Melki Christian (consultant)
2013-10-14 07:58:28 UTC
Permalink
Hi.

Im having trouble on one machine which has an AMI-BIOS with a function called "EHCI Handoff support". Sometimes the machine hangs in usb controller init.
Technically I think the function is meant to support OS without proper handoff support (windows xp pre sp2 or something). The problem is that I dont know how they do it.
USB Legacy support is meant to be disabled once OS gets EHCI control otherwise all hell will break loose with two drivers managing one EHCI controller.
This function (I think) makes BIOS set OS_OWNED bit and release the control once it thinks someone is trying to manage the controller besides BIOS.
The problem (again, I think) is that GRUB does not do anything if the OS_OWNED flag is set thereby sending no signal at all, relying on BIOS getting it right to stop playing with the controller.
A solution would be in EHCI initialization instead of doing:

if (usblegsup & GRUB_EHCI_BIOS_OWNED)

it should be:

if (usblegsup & (GRUB_EHCI_BIOS_OWNED || GRUB_EHCI_OS_OWNED))
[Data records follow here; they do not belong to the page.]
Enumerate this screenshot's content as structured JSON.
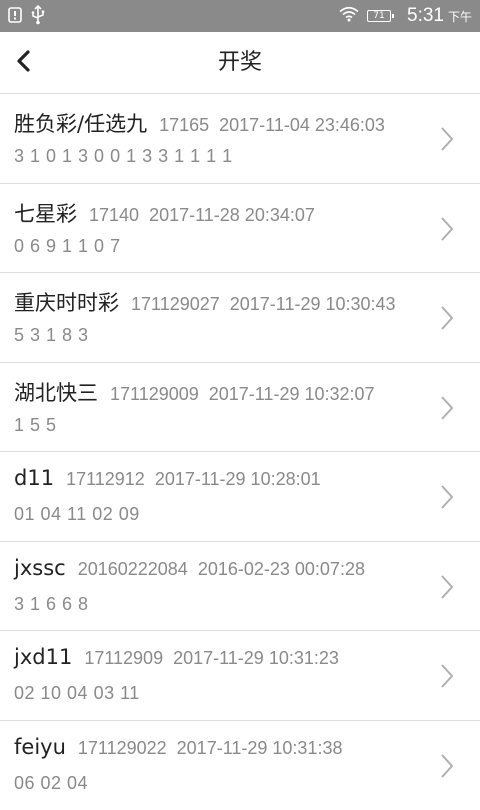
{
  "status_bar": {
    "battery_level": "71",
    "time": "5:31",
    "ampm": "下午",
    "icons": [
      "notification-icon",
      "usb-icon",
      "wifi-icon",
      "battery-icon"
    ]
  },
  "header": {
    "title": "开奖",
    "back_icon": "chevron-left-icon"
  },
  "results": [
    {
      "name": "胜负彩/任选九",
      "issue": "17165",
      "time": "2017-11-04 23:46:03",
      "numbers": "3 1 0 1 3 0 0 1 3 3 1 1 1 1"
    },
    {
      "name": "七星彩",
      "issue": "17140",
      "time": "2017-11-28 20:34:07",
      "numbers": "0 6 9 1 1 0 7"
    },
    {
      "name": "重庆时时彩",
      "issue": "171129027",
      "time": "2017-11-29 10:30:43",
      "numbers": "5 3 1 8 3"
    },
    {
      "name": "湖北快三",
      "issue": "171129009",
      "time": "2017-11-29 10:32:07",
      "numbers": "1 5 5"
    },
    {
      "name": "d11",
      "issue": "17112912",
      "time": "2017-11-29 10:28:01",
      "numbers": "01 04 11 02 09"
    },
    {
      "name": "jxssc",
      "issue": "20160222084",
      "time": "2016-02-23 00:07:28",
      "numbers": "3 1 6 6 8"
    },
    {
      "name": "jxd11",
      "issue": "17112909",
      "time": "2017-11-29 10:31:23",
      "numbers": "02 10 04 03 11"
    },
    {
      "name": "feiyu",
      "issue": "171129022",
      "time": "2017-11-29 10:31:38",
      "numbers": "06 02 04"
    }
  ],
  "colors": {
    "status_bar_bg": "#8a8a8a",
    "title_text": "#222222",
    "secondary_text": "#8a8a8a",
    "divider": "#dddddd",
    "chevron": "#b0b0b0"
  }
}
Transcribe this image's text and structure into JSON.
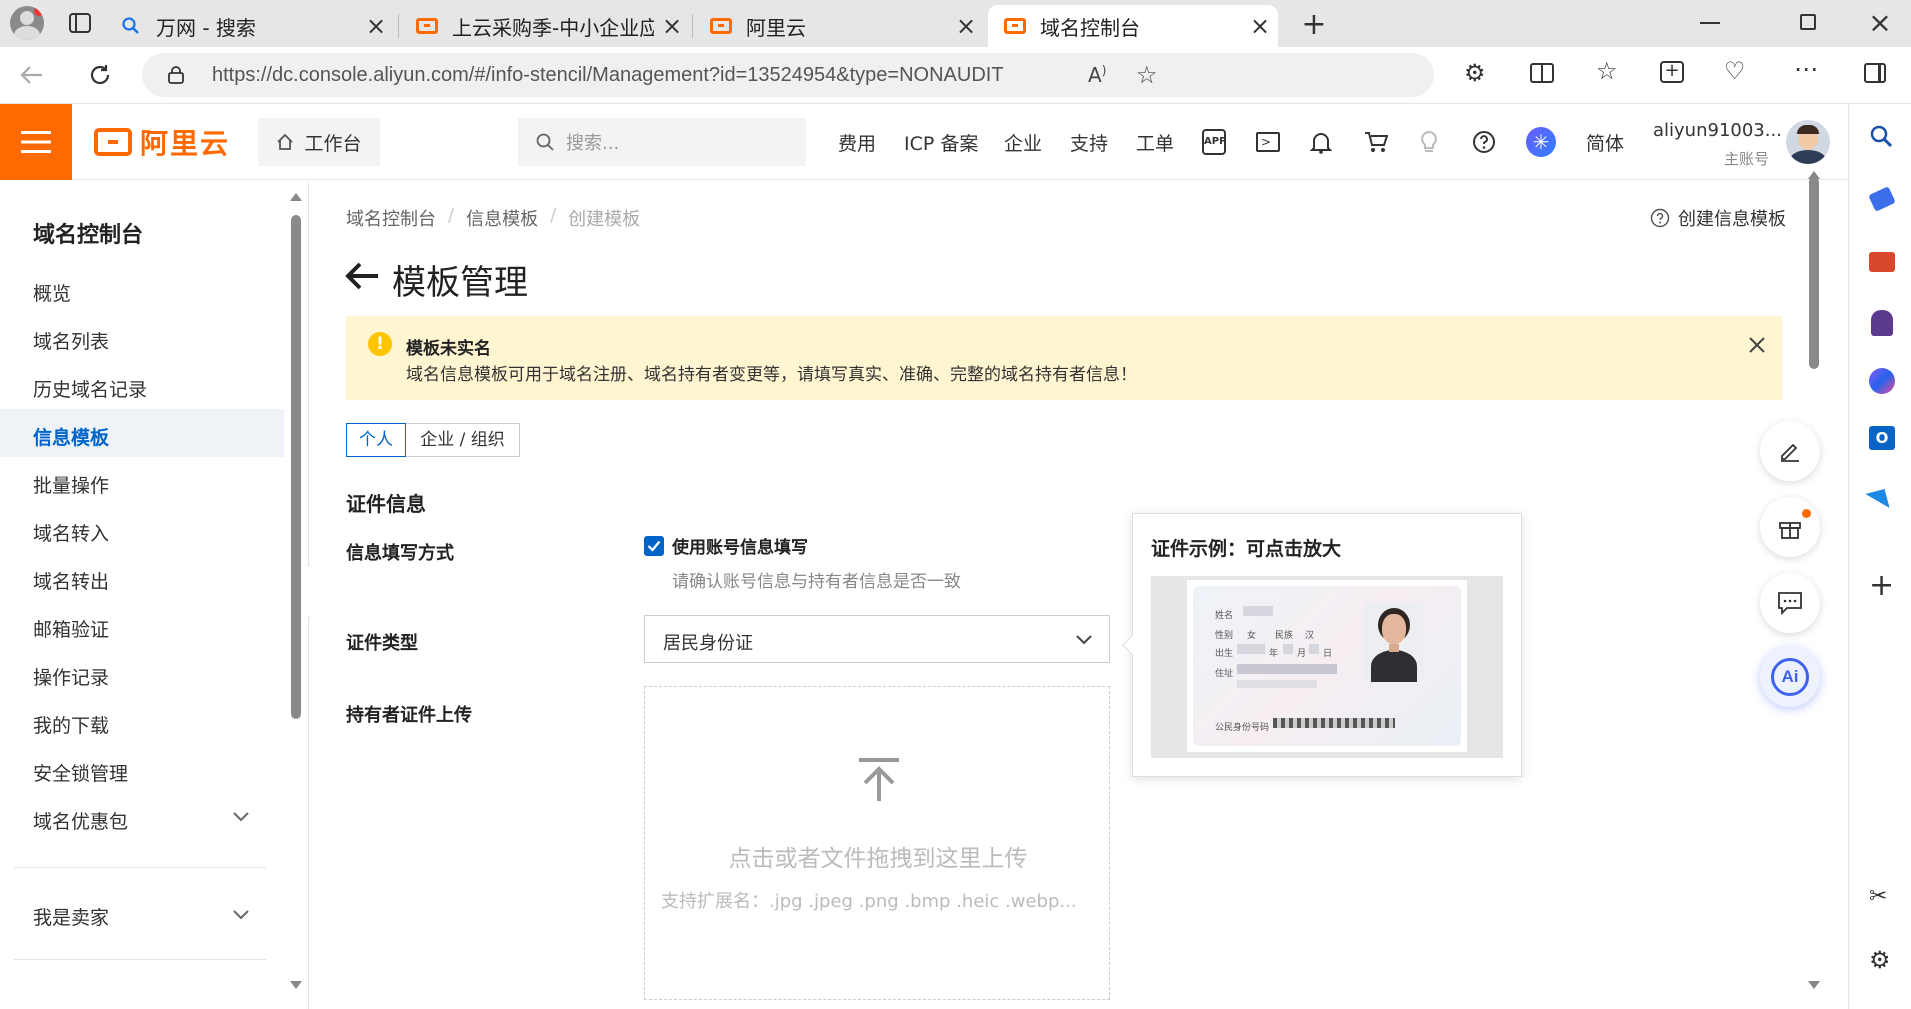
{
  "browser": {
    "tabs": [
      {
        "title": "万网 - 搜索"
      },
      {
        "title": "上云采购季-中小企业应用会场-阿"
      },
      {
        "title": "阿里云"
      },
      {
        "title": "域名控制台"
      }
    ],
    "url": "https://dc.console.aliyun.com/#/info-stencil/Management?id=13524954&type=NONAUDIT"
  },
  "header": {
    "logo_text": "阿里云",
    "workbench": "工作台",
    "search_placeholder": "搜索...",
    "nav": [
      "费用",
      "ICP 备案",
      "企业",
      "支持",
      "工单"
    ],
    "lang": "简体",
    "user_name": "aliyun91003...",
    "user_role": "主账号"
  },
  "sidebar": {
    "title": "域名控制台",
    "items": [
      {
        "label": "概览"
      },
      {
        "label": "域名列表"
      },
      {
        "label": "历史域名记录"
      },
      {
        "label": "信息模板"
      },
      {
        "label": "批量操作"
      },
      {
        "label": "域名转入"
      },
      {
        "label": "域名转出"
      },
      {
        "label": "邮箱验证"
      },
      {
        "label": "操作记录"
      },
      {
        "label": "我的下载"
      },
      {
        "label": "安全锁管理"
      },
      {
        "label": "域名优惠包"
      }
    ],
    "seller": "我是卖家",
    "active_index": 3
  },
  "main": {
    "breadcrumb": [
      "域名控制台",
      "信息模板",
      "创建模板"
    ],
    "help_link": "创建信息模板",
    "page_title": "模板管理",
    "alert": {
      "title": "模板未实名",
      "text": "域名信息模板可用于域名注册、域名持有者变更等，请填写真实、准确、完整的域名持有者信息！"
    },
    "tabs": [
      "个人",
      "企业 / 组织"
    ],
    "section_title": "证件信息",
    "fill_method_label": "信息填写方式",
    "fill_checkbox_label": "使用账号信息填写",
    "fill_hint": "请确认账号信息与持有者信息是否一致",
    "cert_type_label": "证件类型",
    "cert_type_value": "居民身份证",
    "upload_label": "持有者证件上传",
    "upload_text": "点击或者文件拖拽到这里上传",
    "upload_ext": "支持扩展名：.jpg .jpeg .png .bmp .heic .webp...",
    "example_title": "证件示例：可点击放大"
  },
  "id_card": {
    "name": "姓名",
    "sex_label": "性别",
    "sex": "女",
    "ethnic_label": "民族",
    "ethnic": "汉",
    "birth_label": "出生",
    "y": "年",
    "m": "月",
    "d": "日",
    "addr": "住址",
    "idno": "公民身份号码"
  },
  "colors": {
    "brand": "#ff6a00",
    "primary": "#0064c8",
    "alert_bg": "#fff5d1",
    "active_nav_bg": "#eff3f8"
  }
}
because technically, GRUB is running and nothing really should matter.
We could even do:

if (usblegsup) { ...}

Because all cases are the same. We need to send a signal, no matter the state of the current settings.
The relevant part is to test the settings once the signal has been sent, it should contain GRUB_EHCI_OS_OWNED only.
But I think we cannot ignore to write the register even if it's already set because of the above specified function.

regards,
Christian
Aleš Nesrsta
2013-10-14 20:09:32 UTC
Permalink
Hi Christian,

yes, I have seen such BIOS feature somewhere some time ago.
I think the best workaround is to disable this feature... :-)
Of course, if you have installed some OS without proper support of EHCI
handoff, you cannot do this - but, from the opposite side, do you need
GRUB in this case?
You are doing something little bit exotic, doesn't? :-)
(OK, it may happen e.g. in the case when you do some emergency/rescue
boot from CD-ROM or USB on machine with some older OS.)


More seriously (if I good understood your e-mail...):

I am not sure that proposed change(s) will help. Did you try it?
BIOS probably will not expect that the OS will "touch"/use the USBLEGSUP
register in this case.
There is also the question, if the USBLEGSUP ownership is really set to
OS at the BIOS usage time when EHCI handoff feature is enabled.
Melki Christian (consultant)
2013-10-15 08:31:09 UTC
Permalink
Ales,

This is a little bit exotic yes. :)
I have recommended the feature be turned off for machines that have this option in BIOS. Running GRUB (with EHCI module loaded), which is capable of proper handover, this feature should not be turned on. I think regardless of OS GRUB is booting. Since we leave the controller in OS_OWNED when booting, it should be safe for any OS to start using it. GRUB does not try to do handback, even though I'd like such a feature. :) I have changed the code flow a bit and while it seems to help, I cannot guarantee that all BIOS code behaves the same. Im trying to get more information on the code from AMI. But you are right, changing this code without more information is likely to break more things than fixing it. Linux does not care about this case. The handover is quite identical as it stands now.

Regards,
Christian
Post by Aleš Nesrsta
Hi Christian,
yes, I have seen such BIOS feature somewhere some time ago.
I think the best workaround is to disable this feature... :-) Of course, if you
have installed some OS without proper support of EHCI handoff, you cannot
do this - but, from the opposite side, do you need GRUB in this case?
You are doing something little bit exotic, doesn't? :-) (OK, it may happen e.g.
in the case when you do some emergency/rescue boot from CD-ROM or USB
on machine with some older OS.)
I am not sure that proposed change(s) will help. Did you try it?
BIOS probably will not expect that the OS will "touch"/use the USBLEGSUP
register in this case.
There is also the question, if the USBLEGSUP ownership is really set to OS at
the BIOS usage time when EHCI handoff feature is enabled.